Un ex-Black Panther souffrant d'un cancer en phase terminale a été remis en liberté mardi soir sur décision de justice, après plus de 40 ans d'enfermement à l'isolement pour le meurtre d'un Blanc qu'il a toujours nié.

Le juge Brian Jackson a ordonné mardi «la libération immédiate de M.(Herman) Wallace», 72 ans, et annulé sa condamnation à la prison à vie, prononcée en janvier 1974, en pointant des irrégularités dans la sélection du jury, mais sans se prononcer sur le fond de l'affaire, selon le jugement dont l'AFP a obtenu une copie.

Le même juge a rejeté en début de soirée l'appel du procureur de Baton Rouge, qui s'opposait à cette libération, permettant à Herman Wallace de retrouver la liberté «pour la première fois en 42 ans», ont annoncé ses défenseurs par courriel à l'AFP.

«Ce soir, Herman Wallace a quitté les murs des prisons de Louisiane et pourra recevoir les soins médicaux que son cancer avancé du foie exige», écrit son équipe de défense, précisant que l'ex-prisonnier a été transporté dans une ambulance qui l'attendait depuis le milieu d'après-midi.

Wallace est l'un des «trois d'Angola» du nom de la prison d'Angola en Louisiane, réputée pour son passé raciste et baptisée ainsi car elle fut construite sur une ancienne plantation où les esclaves venaient de ce pays d'Afrique australe.

Ces trois prisonniers ont attiré l'attention internationale après avoir passé à eux trois plus d'un siècle à l'isolement pour le crime en 1972 d'un gardien de prison blanc, qu'ils ont toujours nié et dont les preuves ont été une à une remise en cause.

Les trois hommes étaient alors membres des Black Panthers, le groupe radical luttant pour la cause des Noirs aux États-Unis, «à l'époque très impopulaire» en Louisiane, a récemment rappelé à l'AFP Carine Williams, une des avocats de Wallace: «C'est la raison pour laquelle ils ont été immédiatement soupçonnés», a-t-elle assuré.

Wallace, qui était écroué pour un cambriolage, avait été condamné à la prison à vie, de même qu'Albert Woodfox, toujours enfermé, et Robert King, qui a été libéré, blanchi après 29 ans de prison.

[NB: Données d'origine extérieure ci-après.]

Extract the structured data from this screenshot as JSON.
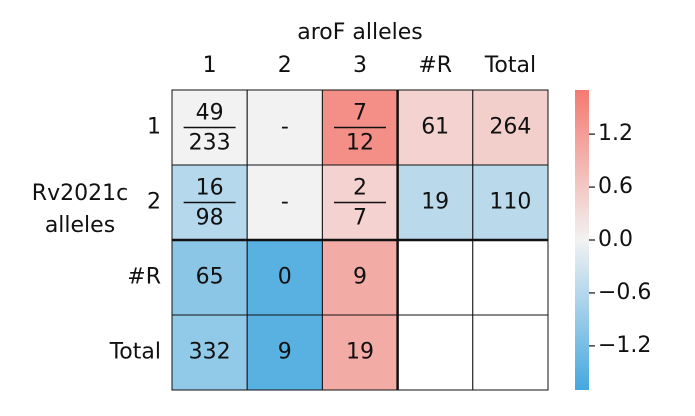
{
  "chart_data": {
    "type": "heatmap",
    "title": "aroF alleles",
    "ylabel": [
      "Rv2021c",
      "alleles"
    ],
    "columns": [
      "1",
      "2",
      "3",
      "#R",
      "Total"
    ],
    "rows": [
      "1",
      "2",
      "#R",
      "Total"
    ],
    "cells": [
      [
        [
          49,
          233
        ],
        "-",
        [
          7,
          12
        ],
        61,
        264
      ],
      [
        [
          16,
          98
        ],
        "-",
        [
          2,
          7
        ],
        19,
        110
      ],
      [
        65,
        0,
        9,
        null,
        null
      ],
      [
        332,
        9,
        19,
        null,
        null
      ]
    ],
    "values": [
      [
        0.0,
        null,
        1.4,
        0.45,
        0.5
      ],
      [
        -0.6,
        null,
        0.45,
        -0.55,
        -0.55
      ],
      [
        -1.0,
        -1.5,
        1.0,
        null,
        null
      ],
      [
        -0.95,
        -1.5,
        1.0,
        null,
        null
      ]
    ],
    "colormap": [
      "#45a8e0",
      "#f2f2f2",
      "#f47a70"
    ],
    "missing_color": "#f2f2f2",
    "clim": [
      -1.7,
      1.7
    ],
    "cticks": [
      {
        "value": -1.2,
        "label": "−1.2"
      },
      {
        "value": -0.6,
        "label": "−0.6"
      },
      {
        "value": 0,
        "label": "0.0"
      },
      0.6,
      1.2
    ]
  }
}
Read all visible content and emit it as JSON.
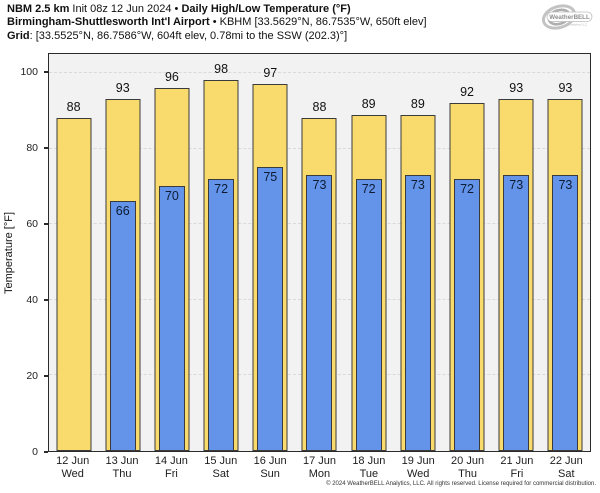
{
  "header": {
    "line1_bold1": "NBM 2.5 km",
    "line1_regular": " Init 08z 12 Jun 2024 • ",
    "line1_bold2": "Daily High/Low Temperature (°F)",
    "line2_bold": "Birmingham-Shuttlesworth Int'l Airport",
    "line2_regular": " • KBHM [33.5629°N, 86.7535°W, 650ft elev]",
    "line3_bold": "Grid",
    "line3_regular": ": [33.5525°N, 86.7586°W, 604ft elev, 0.78mi to the SSW (202.3)°]"
  },
  "logo": {
    "brand": "WeatherBELL",
    "sub": "Analytics LLC"
  },
  "chart_data": {
    "type": "bar",
    "title": "Daily High/Low Temperature (°F)",
    "ylabel": "Temperature [°F]",
    "ylim": [
      0,
      105
    ],
    "yticks": [
      0,
      20,
      40,
      60,
      80,
      100
    ],
    "grid": "horizontal dashed",
    "legend": "none",
    "categories": [
      {
        "date": "12 Jun",
        "day": "Wed"
      },
      {
        "date": "13 Jun",
        "day": "Thu"
      },
      {
        "date": "14 Jun",
        "day": "Fri"
      },
      {
        "date": "15 Jun",
        "day": "Sat"
      },
      {
        "date": "16 Jun",
        "day": "Sun"
      },
      {
        "date": "17 Jun",
        "day": "Mon"
      },
      {
        "date": "18 Jun",
        "day": "Tue"
      },
      {
        "date": "19 Jun",
        "day": "Wed"
      },
      {
        "date": "20 Jun",
        "day": "Thu"
      },
      {
        "date": "21 Jun",
        "day": "Fri"
      },
      {
        "date": "22 Jun",
        "day": "Sat"
      }
    ],
    "series": [
      {
        "name": "High",
        "color": "#F9DB6D",
        "values": [
          88,
          93,
          96,
          98,
          97,
          88,
          89,
          89,
          92,
          93,
          93
        ]
      },
      {
        "name": "Low",
        "color": "#6394EA",
        "values": [
          null,
          66,
          70,
          72,
          75,
          73,
          72,
          73,
          72,
          73,
          73
        ]
      }
    ],
    "colors": {
      "plot_background": "#f2f2f2",
      "bar_border": "#3b3b3b",
      "gridline": "#d9d9d9",
      "spine": "#2b2b2b"
    }
  },
  "footer": {
    "copyright": "© 2024 WeatherBELL Analytics, LLC. All rights reserved. License required for commercial distribution."
  }
}
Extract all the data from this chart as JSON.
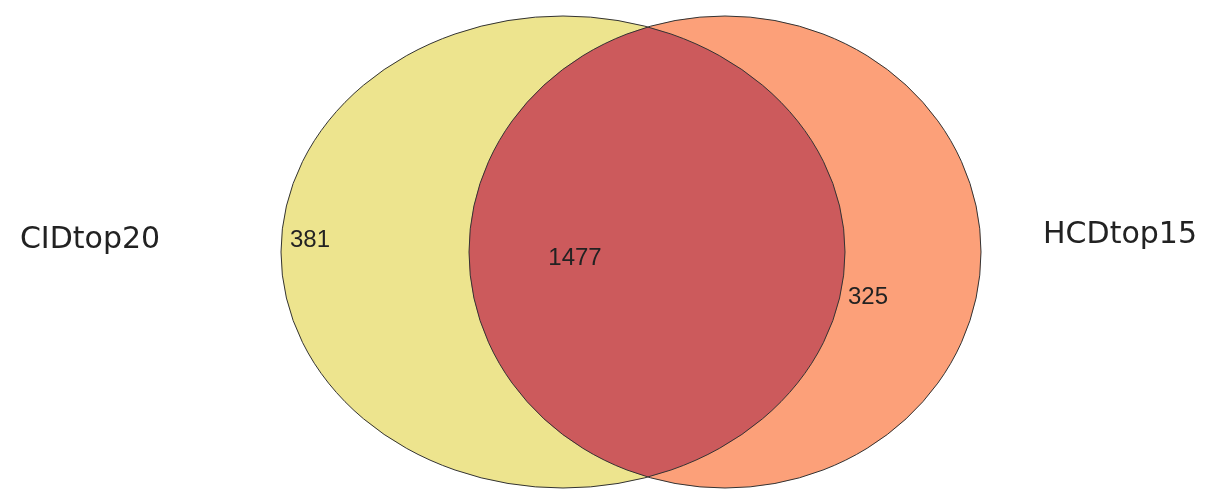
{
  "chart_data": {
    "type": "other",
    "categories": [
      "CIDtop20",
      null,
      "HCDtop15"
    ],
    "values": [
      381,
      1477,
      325
    ],
    "colors": [
      "#ede48e",
      "#cc5a5c",
      "#fca079"
    ],
    "data_labels": true
  }
}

Avec la dégradation de l'état de santé de Wallace, ses avocats avaient demandé au tribunal fédéral à Baton Rouge de relancer le dossier au point mort depuis près de quatre ans, et Wallace lui-même a imploré la justice de le libérer avant sa mort.

«Deux mois à vivre»

Le juge Jackson l'a entendu, en renversant mardi sa «condamnation et la peine, en raison de l'exclusion systématique de femmes dans le grand jury qui l'avait reconnu coupable, en violation du 14e amendement de la Constitution qui garantit l'égalité devant la loi».

Il a aussi ordonné à l'État de Louisiane de dire dans les 30 jours s'il a l'intention d'inculper à nouveau le prisonnier.

Plus tard dans la journée, il a rejeté dans des termes sévères l'appel de la Louisiane, selon le document obtenu par l'AFP. M. Wallace «a passé plus de 40 ans en prison pour une condamnation basée sur une inculpation anticonstitutionnelle», a-t-il écrit, estimant que l'État n'avait pas «démontré qu'un septuagénaire souffrant de problèmes de santé significatifs risquait de s'enfuir ou constituait un danger pour le public».

Amnesty International s'est félicitée de ce jugement, regrettant qu'il intervienne «tragiquement alors qu'Herman meurt du cancer avec seulement quelques jours ou heures à vivre». «Aucun jugement ne pourra effacer les conditions de prison cruelles, inhumaines et dégradantes qu'il a endurées», a déclaré Steven Hawkins, directeur d'Amnesty USA.

L'équipe de défense du prisonnier a salué la décision du juge qui «enfin accorde un certain degré de justice après une vie d'injustice». «Il a fallu l'ordre d'un juge fédéral pour reconnaître les violations constitutionnelles claires dans le procès de M. Wallace en 1974 et lui accorder justice. L'État de Louisiane a eu de nombreuses possibilités de redresser cette injustice, mais de manière répétée et absolue, a refusé de le faire», ont déploré ses avocats.

Ils ont prévenu que «la procédure contre l'inconstitutionnalité de son confinement à l'isolement pendant quatre décennies se poursuivrait» même après la mort de M. Wallace.

«On m'a donné deux mois à vivre», avait écrit le prisonnier, il y a 15 jours. «Je pense que mon dossier a été perdu ou oublié et je vous implore de faire tout votre possible pour me rendre justice», avait-il exhorté, dans une lettre au juge.